The other night, you spent 27 minutes* bitching about having to brush your teeth. There was cajoling and threatening, and you finally – grumpily – took 60 seconds to brush your teeth. While not the 2 minutes we prefer, we took it as a victory.
We informed you that it took much longer for you to grumble and wail and rant about the actual task than it took actually doing it. At your tender age, wouldn’t it be a good idea to learn from this and just listen next time?
Hrm.
The last two weeks, I had a particular task on my to-do list that seemed to roll over from one day to the next. I so didn’t want to do it. I’d get to it in the list and I’d say, “Hrm, maybe later.” And the resistance to it grew. And grew. And grew.
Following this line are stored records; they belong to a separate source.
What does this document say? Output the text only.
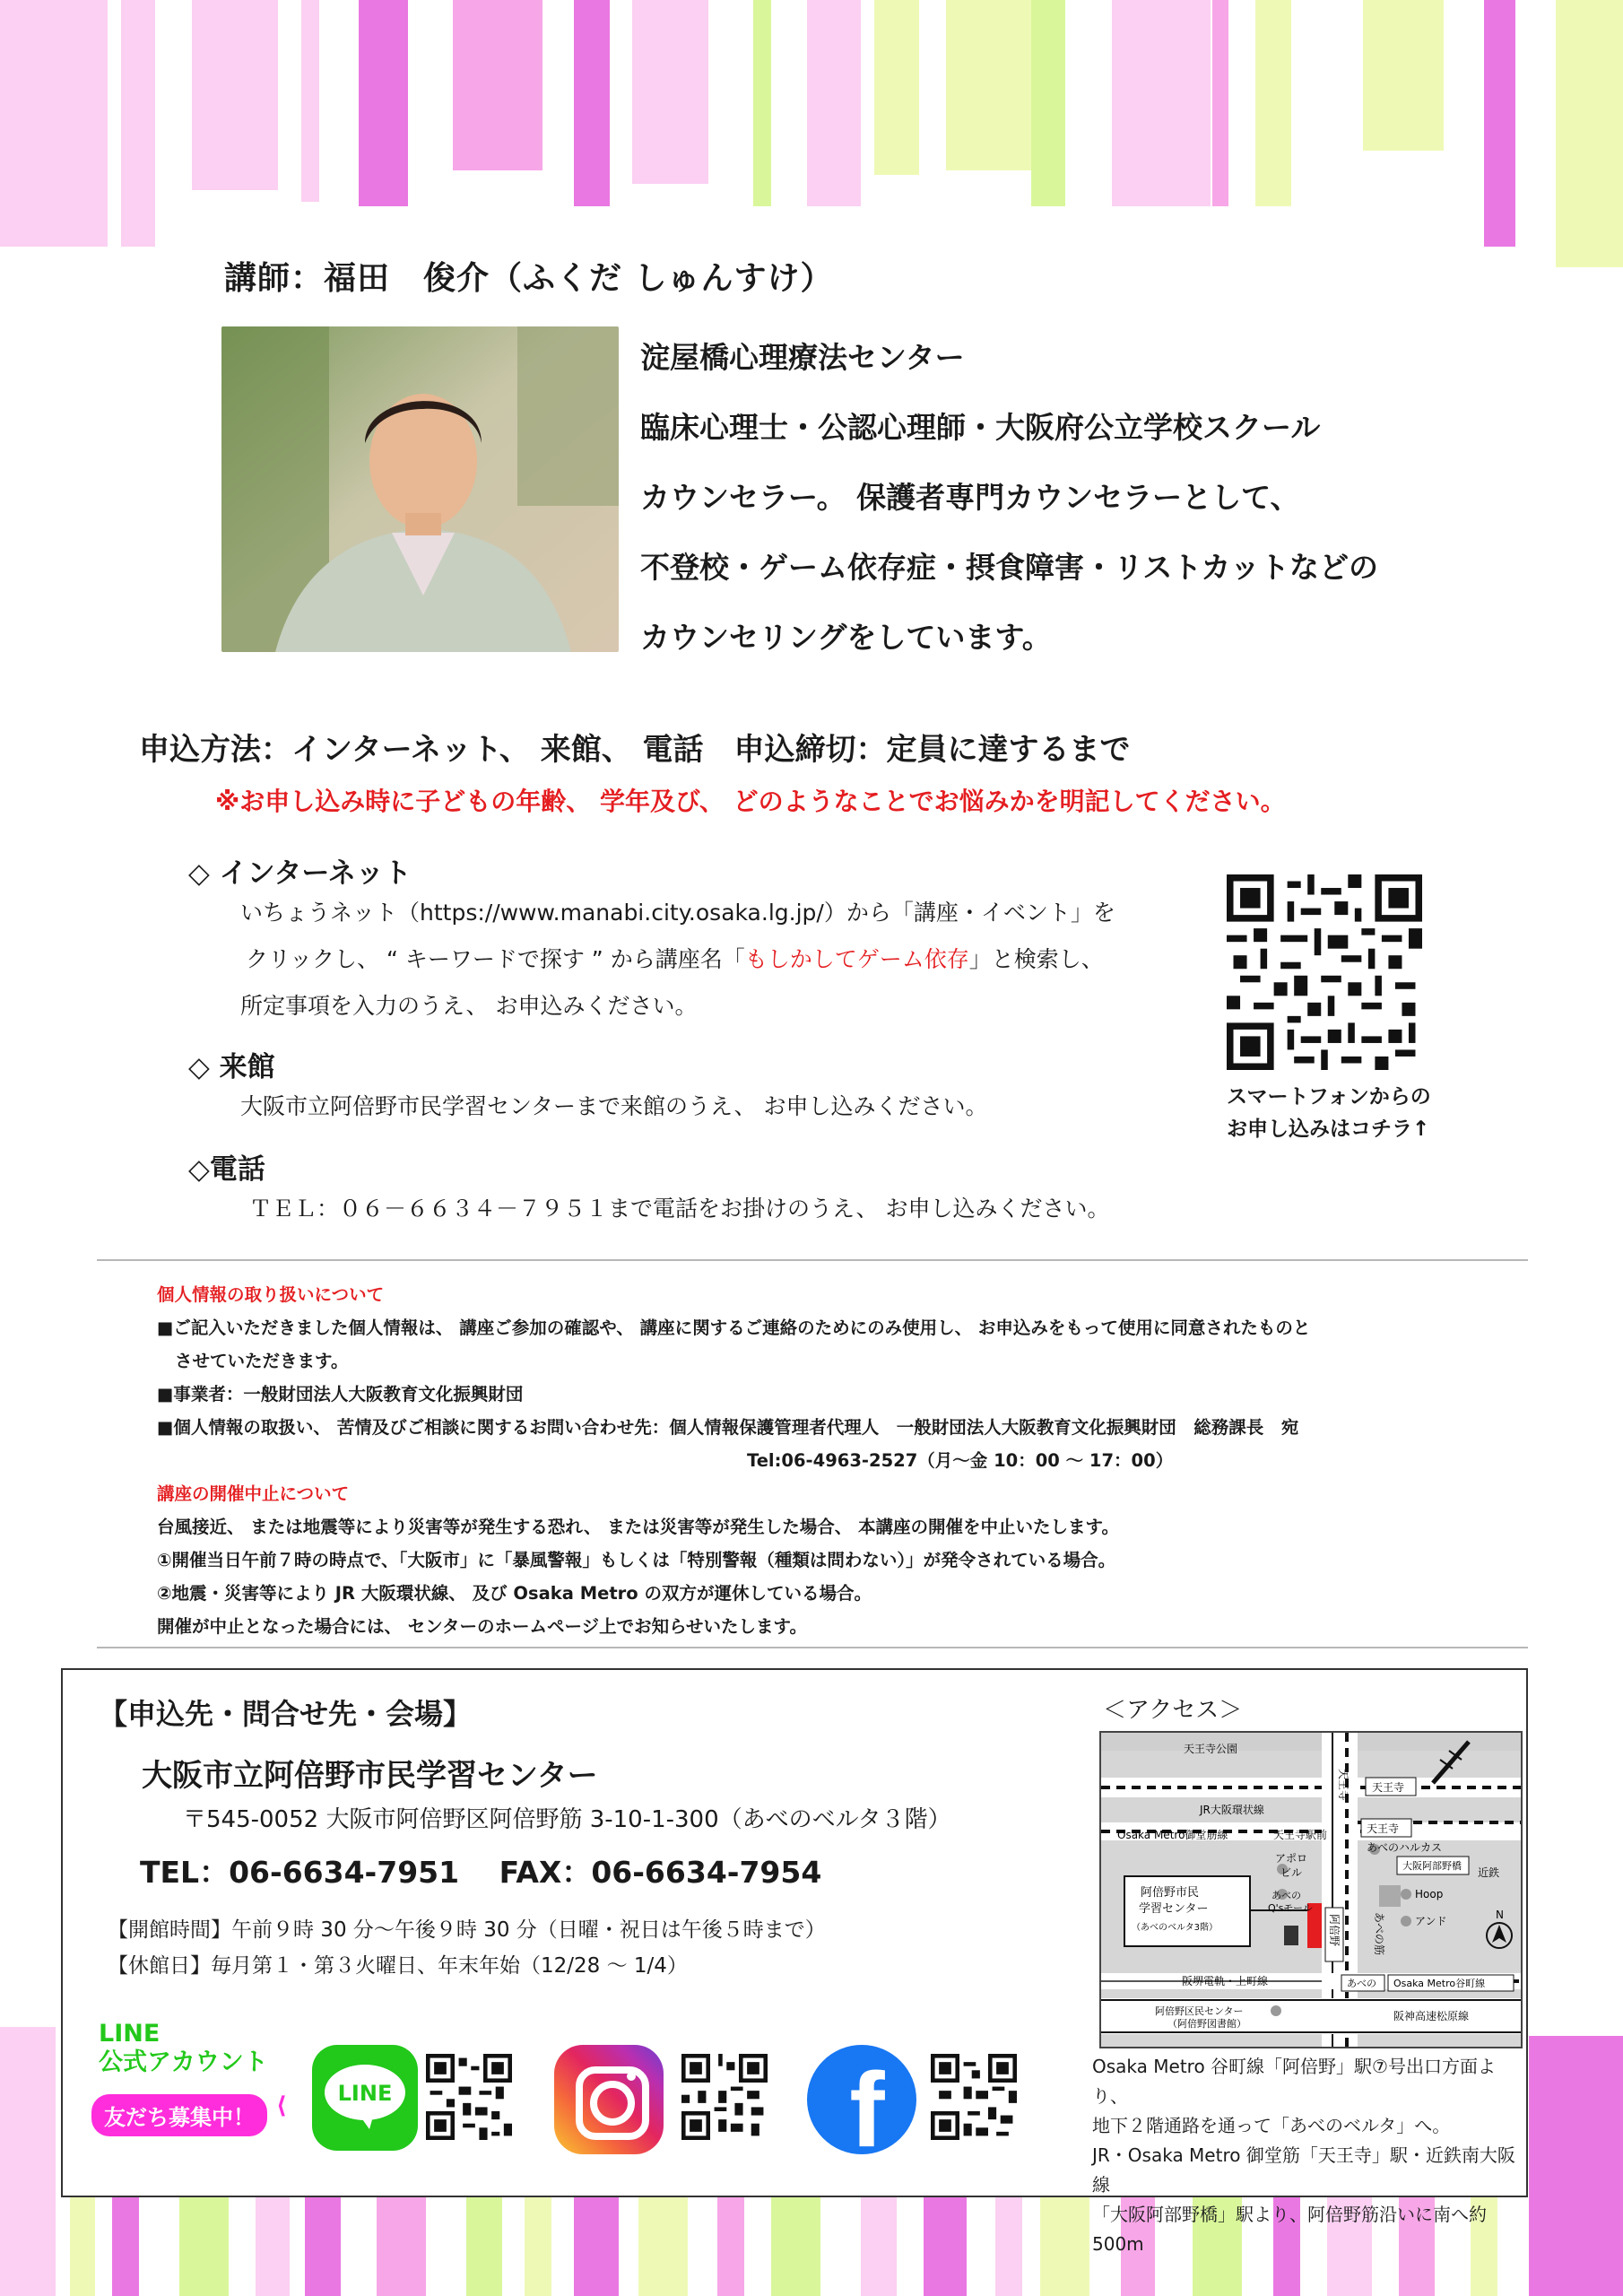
講師：福田　俊介（ふくだ しゅんすけ）
淀屋橋心理療法センター
臨床心理士・公認心理師・大阪府公立学校スクール
カウンセラー。 保護者専門カウンセラーとして、
不登校・ゲーム依存症・摂食障害・リストカットなどの
カウンセリングをしています。
申込方法：インターネット、 来館、 電話　申込締切：定員に達するまで
※お申し込み時に子どもの年齢、 学年及び、 どのようなことでお悩みかを明記してください。
◇ インターネット
いちょうネット（https://www.manabi.city.osaka.lg.jp/）から「講座・イベント」を
クリックし、 “ キーワードで探す ” から講座名「もしかしてゲーム依存」と検索し、
所定事項を入力のうえ、 お申込みください。
◇ 来館
大阪市立阿倍野市民学習センターまで来館のうえ、 お申し込みください。
◇電話
ＴＥＬ：０６－６６３４－７９５１まで電話をお掛けのうえ、 お申し込みください。
スマートフォンからの
お申し込みはコチラ↑
個人情報の取り扱いについて
■ご記入いただきました個人情報は、 講座ご参加の確認や、 講座に関するご連絡のためにのみ使用し、 お申込みをもって使用に同意されたものと
させていただきます。
■事業者：一般財団法人大阪教育文化振興財団
■個人情報の取扱い、 苦情及びご相談に関するお問い合わせ先：個人情報保護管理者代理人　一般財団法人大阪教育文化振興財団　総務課長　宛
Tel:06-4963-2527（月～金 10：00 ～ 17：00）
講座の開催中止について
台風接近、 または地震等により災害等が発生する恐れ、 または災害等が発生した場合、 本講座の開催を中止いたします。
①開催当日午前７時の時点で、「大阪市」に「暴風警報」もしくは「特別警報（種類は問わない）」が発令されている場合。
②地震・災害等により JR 大阪環状線、 及び Osaka Metro の双方が運休している場合。
開催が中止となった場合には、 センターのホームページ上でお知らせいたします。
【申込先・問合せ先・会場】
大阪市立阿倍野市民学習センター
〒545-0052 大阪市阿倍野区阿倍野筋 3-10-1-300（あべのベルタ３階）
TEL：06-6634-7951　 FAX：06-6634-7954
【開館時間】午前９時 30 分～午後９時 30 分（日曜・祝日は午後５時まで）
【休館日】毎月第１・第３火曜日、年末年始（12/28 ～ 1/4）
LINE
公式アカウント
友だち募集中！ ⟨	LINE	f
＜アクセス＞
天王寺公園
JR大阪環状線
天王寺 天王寺
天王寺駅前	天王寺
Osaka Metro御堂筋線
あべのハルカス
大阪阿部野橋
近鉄
アポロ
ビル
あべの
Q'sモール
阿倍野市民
学習センター
（あべのベルタ3階）	あべの筋
阿倍野
Hoop
アンド
阪堺電軌・上町線	あべの Osaka Metro谷町線
阿倍野区民センター
（阿倍野図書館）
阪神高速松原線
N
Osaka Metro 谷町線「阿倍野」駅⑦号出口方面より、
地下２階通路を通って「あべのベルタ」へ。
JR・Osaka Metro 御堂筋「天王寺」駅・近鉄南大阪線
「大阪阿部野橋」駅より、阿倍野筋沿いに南へ約 500m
There was a day last week that I was done the rest of my list fairly early in the day and I had ONE thing to do – this task – so I made up OTHER work to do before even thinking about doing it.
Finally, today, I just did it.
I look back at all the energy I spent contorting myself in byzantine ways to avoid said task. Now that I’ve done it, I can’t even tell you why I avoided as much as I did. It wasn’t particularly painful or difficult. If anything, it was a little fun.
As a child, I remember kvetching about having to do something for your grandparents. Finally your dadi said to me (in gujarati), “Just shut your eyes and drink it.” That’s obviously something I need to say to myself more often.
I guess I’m not so far evolved either. Do as I say, child, not as I do!
(Oh, that task on my todo list? This post. Started 7/15/2017, finished 8/2/2017. Total actual time doing it across the weeks? 14 minutes.)
*: I might be exaggerating. Hyperbole isn’t unknown in our household. Blame your mother.